Pendidikan di Indonesia selalu mengalami masa pasang surut layaknya air laut. Kita pernah meraih kejayaan di masa orde lama dengan konsep sosialisme,bahkan pernah menurun ketika masa orde baru berkuasa. Sayangnya di era reformasi yang dieluk-elukan dengan perubahan di berbagai aspek justru seakan Indonesia yang membangun negerinya dari nol lagi. Menciptakan masyarakat yang baik butuh pendidikan yang baik pula.
Pendidikan bukanlah permainan politik semata. Ketika pergantian kekuasaan maka berganti pula berbagai kebijakan. Pendidikan pun juga ikut menjadi korbanya. Padahal bukanlah kepentingan partai yang masih diagungkan akan tetapi bagaimana membangun pendidikan Indonesia yang sesungguhnya. Karena pada dasarnya bangsa yang maju adalah bangsa yang menghargai dan menjunjung tinggi pendidikan. Maka jangan harap kita akan maju jika kita pun tidak menjungjung tinggi pendidikan sebagai pilar utama dalam membangun bangsa.
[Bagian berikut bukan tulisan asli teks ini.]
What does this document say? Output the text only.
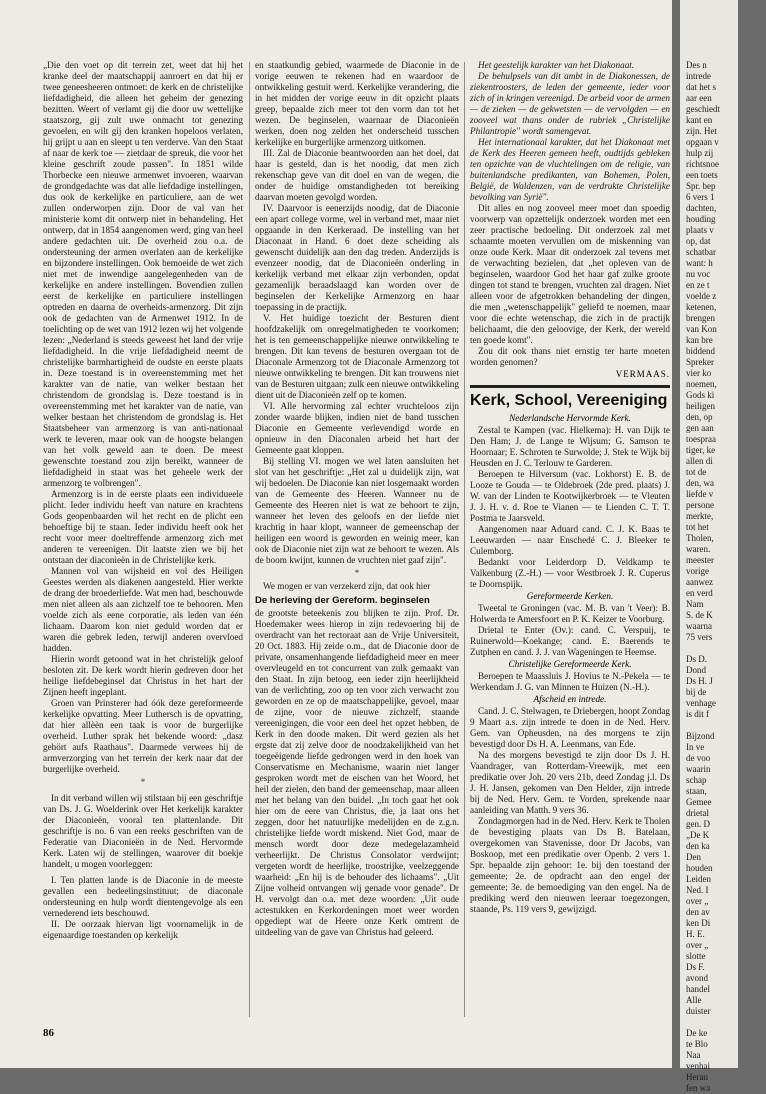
„Die den voet op dit terrein zet, weet dat hij het kranke deel der maatschappij aanroert en dat hij er twee geneesheeren ontmoet: de kerk en de christelijke liefdadigheid, die alleen het geheim der genezing bezitten. Weert of verlamt gij die door uw wettelijke staatszorg, gij zult uwe onmacht tot genezing gevoelen, en wilt gij den kranken hopeloos verlaten, hij grijpt u aan en sleept u ten verderve. Van den Staat af naar de kerk toe — zietdaar de spreuk, die voor het kleine geschrift zoude passen". In 1851 wilde Thorbecke een nieuwe armenwet invoeren, waarvan de grondgedachte was dat alle liefdadige instellingen, dus ook de kerkelijke en particuliere, aan de wet zullen onderworpen zijn. Door de val van het ministerie komt dit ontwerp niet in behandeling. Het ontwerp, dat in 1854 aangenomen werd, ging van heel andere gedachten uit. De overheid zou o.a. de ondersteuning der armen overlaten aan de kerkelijke en bijzondere instellingen. Ook bemoeide de wet zich niet met de inwendige aangelegenheden van de kerkelijke en andere instellingen. Bovendien zullen eerst de kerkelijke en particuliere instellingen optreden en daarna de overheids-armenzorg. Dit zijn ook de gedachten van de Armenwet 1912. In de toelichting op de wet van 1912 lezen wij het volgende lezen: „Nederland is steeds geweest het land der vrije liefdadigheid. In die vrije liefdadigheid neemt de christelijke barmhartigheid de oudste en eerste plaats in. Deze toestand is in overeenstemming met het karakter van de natie, van welker bestaan het christendom de grondslag is. Deze toestand is in overeenstemming met het karakter van de natie, van welker bestaan het christendom de grondslag is. Het Staatsbeheer van armenzorg is van anti-nationaal werk te leveren, maar ook van de hoogste belangen van het volk geweld aan te doen. De meest gewenschte toestand zou zijn bereikt, wanneer de liefdadigheid in staat was het geheele werk der armenzorg te volbrengen".

Armenzorg is in de eerste plaats een individueele plicht. Ieder individu heeft van nature en krachtens Gods geopenbaarden wil het recht en de plicht een behoeftige bij te staan. Ieder individu heeft ook het recht voor meer doeltreffende armenzorg zich met anderen te vereenigen. Dit laatste zien we bij het ontstaan der diaconieën in de Christelijke kerk.

Mannen vol van wijsheid en vol des Heiligen Geestes werden als diakenen aangesteld. Hier werkte de drang der broederliefde. Wat men had, beschouwde men niet alleen als aan zichzelf toe te behooren. Men voelde zich als eene corporatie, als leden van één lichaam. Daarom kon niet geduld worden dat er waren die gebrek leden, terwijl anderen overvloed hadden.

Hierin wordt getoond wat in het christelijk geloof besloten zit. De kerk wordt hierin gedreven door het heilige liefdebeginsel dat Christus in het hart der Zijnen heeft ingeplant.

Groen van Prinsterer had óók deze gereformeerde kerkelijke opvatting. Meer Luthersch is de opvatting, dat hier allèèn een taak is voor de burgerlijke overheid. Luther sprak het bekende woord: „dasz gehört aufs Raathaus". Daarmede verwees hij de armverzorging van het terrein der kerk naar dat der burgerlijke overheid.

*

In dit verband willen wij stilstaan bij een geschriftje van Ds. J. G. Woelderink over Het kerkelijk karakter der Diaconieën, vooral ten plattenlande. Dit geschriftje is no. 6 van een reeks geschriften van de Federatie van Diaconieën in de Ned. Hervormde Kerk. Laten wij de stellingen, waarover dit boekje handelt, u mogen voorleggen:

I. Ten platten lande is de Diaconie in de meeste gevallen een bedeelingsinstituut; de diaconale ondersteuning en hulp wordt dientengevolge als een vernederend iets beschouwd.

II. De oorzaak hiervan ligt voornamelijk in de eigenaardige toestanden op kerkelijk

en staatkundig gebied, waarmede de Diaconie in de vorige eeuwen te rekenen had en waardoor de ontwikkeling gestuit werd. Kerkelijke verandering, die in het midden der vorige eeuw in dit opzicht plaats greep, bepaalde zich meer tot den vorm dan tot het wezen. De beginselen, waarnaar de Diaconieën werken, doen nog zelden het onderscheid tusschen kerkelijke en burgerlijke armenzorg uitkomen.

III. Zal de Diaconie beantwoorden aan het doel, dat haar is gesteld, dan is het noodig, dat men zich rekenschap geve van dit doel en van de wegen, die onder de huidige omstandigheden tot bereiking daarvan moeten gevolgd worden.

IV. Daarvoor is eenerzijds noodig, dat de Diaconie een apart college vorme, wel in verband met, maar niet opgaande in den Kerkeraad. De instelling van het Diaconaat in Hand. 6 doet deze scheiding als gewenscht duidelijk aan den dag treden. Anderzijds is evenzeer noodig, dat de Diaconieën onderling in kerkelijk verband met elkaar zijn verbonden, opdat gezamenlijk beraadslaagd kan worden over de beginselen der Kerkelijke Armenzorg en haar toepassing in de practijk.

V. Het huidige toezicht der Besturen dient hoofdzakelijk om onregelmatigheden te voorkomen; het is ten gemeenschappelijke nieuwe ontwikkeling te brengen. Dit kan tevens de besturen overgaan tot de Diaconale Armenzorg tot de Diaconale Armenzorg tot nieuwe ontwikkeling te brengen. Dit kan trouwens niet van de Besturen uitgaan; zulk een nieuwe ontwikkeling dient uit de Diaconieën zelf op te komen.

VI. Alle hervorming zal echter vruchteloos zijn zonder waarde blijken, indien niet de band tusschen Diaconie en Gemeente verlevendigd worde en opnieuw in den Diaconalen arbeid het hart der Gemeente gaat kloppen.

Bij stelling VI. mogen we wel laten aansluiten het slot van het geschriftje: „Het zal u duidelijk zijn, wat wij bedoelen. De Diaconie kan niet losgemaakt worden van de Gemeente des Heeren. Wanneer nu de Gemeente des Heeren niet is wat ze behoort te zijn, wanneer het leven des geloofs en der liefde niet krachtig in haar klopt, wanneer de gemeenschap der heiligen een woord is geworden en weinig meer, kan ook de Diaconie niet zijn wat ze behoort te wezen. Als de boom kwijnt, kunnen de vruchten niet gaaf zijn".

*

We mogen er van verzekerd zijn, dat ook hier

De herleving der Gereform. beginselen

de grootste beteekenis zou blijken te zijn. Prof. Dr. Hoedemaker wees hierop in zijn redevoering bij de overdracht van het rectoraat aan de Vrije Universiteit, 20 Oct. 1883. Hij zeide o.m., dat de Diaconie door de private, onsamenhangende liefdadigheid meer en meer overvleugeld en tot concurrent van zulk gemaakt van den Staat. In zijn betoog, een ieder zijn heerlijkheid van de verlichting, zoo op ten voor zich verwacht zou geworden en ze op de maatschappelijke, gevoel, maar de zijne, voor de nieuwe zichzelf, staande vereenigingen, die voor een deel het opzet hebben, de Kerk in den doode maken. Dit werd gezien als het ergste dat zij zelve door de noodzakelijkheid van het toegeëigende liefde gedrongen werd in den hoek van Conservatisme en Mechanisme, waarin niet langer gesproken wordt met de eischen van het Woord, het heil der zielen, den band der gemeenschap, maar alleen met het belang van den buidel. „In toch gaat het ook hier om de eere van Christus, die, ja laat ons het zeggen, door het natuurlijke medelijden en de z.g.n. christelijke liefde wordt miskend. Niet God, maar de mensch wordt door deze medegelazamheid verheerlijkt. De Christus Consolator verdwijnt; vergeten wordt de heerlijke, troostrijke, veelzeggende waarheid: „En hij is de behouder des lichaams". „Uit Zijne volheid ontvangen wij genade voor genade". Dr H. vervolgt dan o.a. met deze woorden: „Uit oude actestukken en Kerkordeningen moet weer worden opgediept wat de Heere onze Kerk omtrent de uitdeeling van de gave van Christus had geleerd.

Het geestelijk karakter van het Diakonaat.

De behulpsels van dit ambt in de Diakonessen, de ziekentroosters, de leden der gemeente, ieder voor zich of in kringen vereenigd. De arbeid voor de armen — de zieken — de gekwetsten — de vervolgden — en zooveel wat thans onder de rubriek „Christelijke Philantropie" wordt samengevat.

Het internationaal karakter, dat het Diakonaat met de Kerk des Heeren gemeen heeft, oudtijds gebleken ten opzichte van de vluchtelingen om de religie, van buitenlandsche predikanten, van Bohemen, Polen, België, de Waldenzen, van de verdrukte Christelijke bevolking van Syrië".

Dit alles en nog zooveel meer moet dan spoedig voorwerp van opzettelijk onderzoek worden met een zeer practische bedoeling. Dit onderzoek zal met schaamte moeten vervullen om de miskenning van onze oude Kerk. Maar dit onderzoek zal tevens met de verwachting bezielen, dat „het opleven van de beginselen, waardoor God het haar gaf zulke groote dingen tot stand te brengen, vruchten zal dragen. Niet alleen voor de afgetrokken behandeling der dingen, die men „wetenschappelijk" geliefd te noemen, maar voor die echte wetenschap, die zich in de practijk belichaamt, die den geloovige, der Kerk, der wereld ten goede komt".

Zou dit ook thans niet ernstig ter harte moeten worden genomen?

VERMAAS.
Kerk, School, Vereeniging
Nederlandsche Hervormde Kerk.

Zestal te Kampen (vac. Hielkema): H. van Dijk te Den Ham; J. de Lange te Wijsum; G. Samson te Hoornaar; E. Schroten te Surwolde; J. Stek te Wijk bij Heusden en J. C. Terlouw te Garderen.

Beroepen te Hilversum (vac. Lokhorst) E. B. de Looze te Gouda — te Oldebroek (2de pred. plaats) J. W. van der Linden te Kootwijkerbroek — te Vleuten J. J. H. v. d. Roe te Vianen — te Lienden C. T. T. Postma te Jaarsveld.

Aangenomen naar Aduard cand. C. J. K. Baas te Leeuwarden — naar Enschedé C. J. Bleeker te Culemborg.

Bedankt voor Leiderdorp D. Veldkamp te Valkenburg (Z.-H.) — voor Westbroek J. R. Cuperus te Doornspijk.

Gereformeerde Kerken.

Tweetal te Groningen (vac. M. B. van 't Veer): B. Holwerda te Amersfoort en P. K. Keizer te Voorburg.

Drietal te Enter (Ov.): cand. C. Verspuij, te Ruinerwold—Koekange; cand. E. Baerends te Zutphen en cand. J. J. van Wageningen te Heemse.

Christelijke Gereformeerde Kerk.

Beroepen te Maassluis J. Hovius te N.-Pekela — te Werkendam J. G. van Minnen te Huizen (N.-H.).

Afscheid en intrede.

Cand. J. C. Stelwagen, te Driebergen, hoopt Zondag 9 Maart a.s. zijn intrede te doen in de Ned. Herv. Gem. van Opheusden, na des morgens te zijn bevestigd door Ds H. A. Leenmans, van Ede.

Na des morgens bevestigd te zijn door Ds J. H. Vaandrager, van Rotterdam-Vreewijk, met een predikatie over Joh. 20 vers 21b, deed Zondag j.l. Ds J. H. Jansen, gekomen van Den Helder, zijn intrede bij de Ned. Herv. Gem. te Vorden, sprekende naar aanleiding van Matth. 9 vers 36.

Zondagmorgen had in de Ned. Herv. Kerk te Tholen de bevestiging plaats van Ds B. Batelaan, overgekomen van Stavenisse, door Dr Jacobs, van Boskoop, met een predikatie over Openb. 2 vers 1. Spr. bepaalde zijn gehoor: 1e. bij den toestand der gemeente; 2e. de opdracht aan den engel der gemeente; 3e. de bemoediging van den engel. Na de prediking werd den nieuwen leeraar toegezongen, staande, Ps. 119 vers 9, gewijzigd.

86
Des n
intrede
dat het s
aar een
geschiedt
kant en
zijn. Het
opgaan v
hulp zij
richtsnoe
een toets
Spr. bep
6 vers 1
dachten,
houding
plaats v
op, dat
schatbar
want: h
nu voc
en ze t
voelde z
ketenen,
brengen
van Kon
kan bre
biddend
Spreker
vier ko
noemen,
Gods ki
heiligen
den, op
gen aan
toespraa
tiger, ke
allen di
tot de
den, wa
liefde v
persone
merkte,
tot het
Tholen,
waren.
meester
vorige
aanwez
en verd
Nam
S. de K
waarna
75 vers

Ds D.
Dond
Ds H. J
bij de
venhage
is dit f

Bijzond
In ve
de voo
waarin
schap
staan,
Gemee
drietal
gen. D
„De K
den ka
Den
houden
Leiden
Ned. I
over „
den av
ken Di
H. E.
over „
slotte
Ds F.
avond
handel
Alle
duister

De ke
te Blo
Naa
venhai
Herau
fen wa
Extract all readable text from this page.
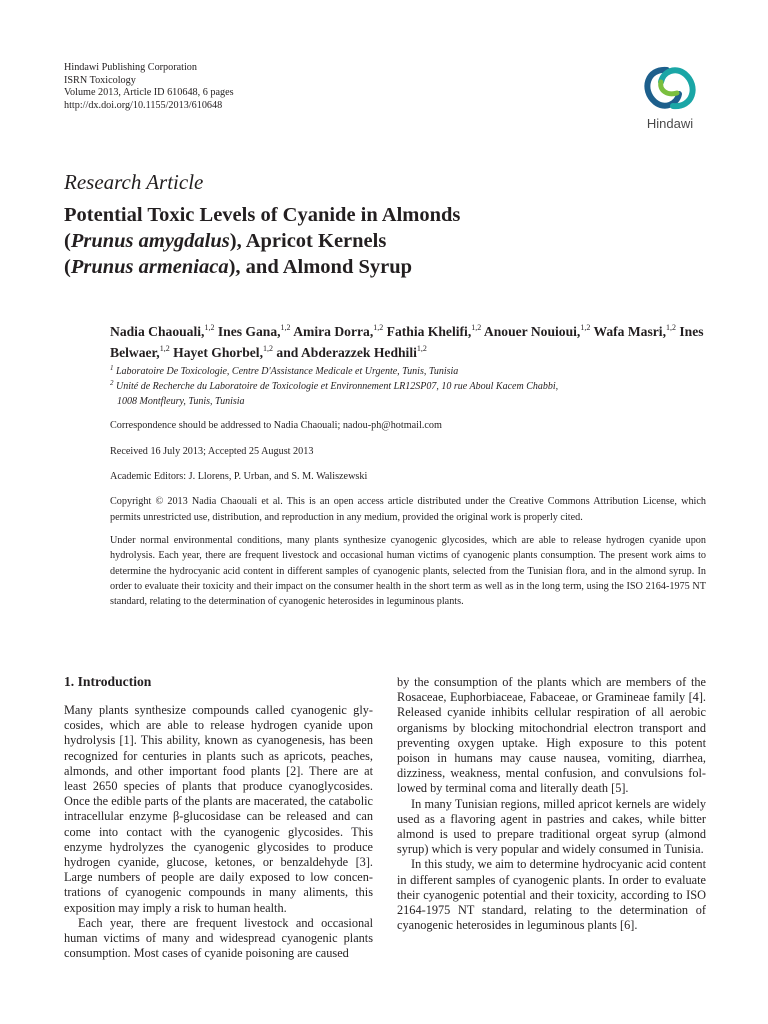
Hindawi Publishing Corporation
ISRN Toxicology
Volume 2013, Article ID 610648, 6 pages
http://dx.doi.org/10.1155/2013/610648
Hindawi
Research Article
Potential Toxic Levels of Cyanide in Almonds
(Prunus amygdalus), Apricot Kernels
(Prunus armeniaca), and Almond Syrup
Nadia Chaouali,$^{1,2}$ Ines Gana,$^{1,2}$ Amira Dorra,$^{1,2}$ Fathia Khelifi,$^{1,2}$ Anouer Nouioui,$^{1,2}$ Wafa Masri,$^{1,2}$ Ines Belwaer,$^{1,2}$ Hayet Ghorbel,$^{1,2}$ and Abderazzek Hedhili$^{1,2}$
$^1$ Laboratoire De Toxicologie, Centre D'Assistance Medicale et Urgente, Tunis, Tunisia
$^2$ Unité de Recherche du Laboratoire de Toxicologie et Environnement LR12SP07, 10 rue Aboul Kacem Chabbi,
1008 Montfleury, Tunis, Tunisia
Correspondence should be addressed to Nadia Chaouali; nadou-ph@hotmail.com
Received 16 July 2013; Accepted 25 August 2013
Academic Editors: J. Llorens, P. Urban, and S. M. Waliszewski
Copyright © 2013 Nadia Chaouali et al. This is an open access article distributed under the Creative Commons Attribution License, which permits unrestricted use, distribution, and reproduction in any medium, provided the original work is properly cited.
Under normal environmental conditions, many plants synthesize cyanogenic glycosides, which are able to release hydrogen cyanide upon hydrolysis. Each year, there are frequent livestock and occasional human victims of cyanogenic plants consumption. The present work aims to determine the hydrocyanic acid content in different samples of cyanogenic plants, selected from the Tunisian flora, and in the almond syrup. In order to evaluate their toxicity and their impact on the consumer health in the short term as well as in the long term, using the ISO 2164-1975 NT standard, relating to the determination of cyanogenic heterosides in leguminous plants.
1. Introduction

Many plants synthesize compounds called cyanogenic glycosides, which are able to release hydrogen cyanide upon hydrolysis [1]. This ability, known as cyanogenesis, has been recognized for centuries in plants such as apricots, peaches, almonds, and other important food plants [2]. There are at least 2650 species of plants that produce cyanoglycosides. Once the edible parts of the plants are macerated, the catabolic intracellular enzyme β-glucosidase can be released and can come into contact with the cyanogenic glycosides. This enzyme hydrolyzes the cyanogenic glycosides to produce hydrogen cyanide, glucose, ketones, or benzaldehyde [3]. Large numbers of people are daily exposed to low concentrations of cyanogenic compounds in many aliments, this exposition may imply a risk to human health.

Each year, there are frequent livestock and occasional human victims of many and widespread cyanogenic plants consumption. Most cases of cyanide poisoning are caused

by the consumption of the plants which are members of the Rosaceae, Euphorbiaceae, Fabaceae, or Gramineae family [4]. Released cyanide inhibits cellular respiration of all aerobic organisms by blocking mitochondrial electron transport and preventing oxygen uptake. High exposure to this potent poison in humans may cause nausea, vomiting, diarrhea, dizziness, weakness, mental confusion, and convulsions followed by terminal coma and literally death [5].

In many Tunisian regions, milled apricot kernels are widely used as a flavoring agent in pastries and cakes, while bitter almond is used to prepare traditional orgeat syrup (almond syrup) which is very popular and widely consumed in Tunisia.

In this study, we aim to determine hydrocyanic acid content in different samples of cyanogenic plants. In order to evaluate their cyanogenic potential and their toxicity, according to ISO 2164-1975 NT standard, relating to the determination of cyanogenic heterosides in leguminous plants [6].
Menjadi Indonesia dengan membangun pendidikan merupakan kunci utama pembangunan bangsa.
Saya merindukan pemerintah yang rela terjun langsung ke lapangan, sebagai praktek nyata akankan dana RAPBN telah merata.
Saya merindukan pemerintah yang perduli akan nasib pendidik bangsa, karena dari pendidik yang luar biasa lahir anak bangsa yang luar biasa pula.
Saya merindukan ketika sistem pendidikan, yaitu kurikulum tidak dengan mudah diganti begitu saja.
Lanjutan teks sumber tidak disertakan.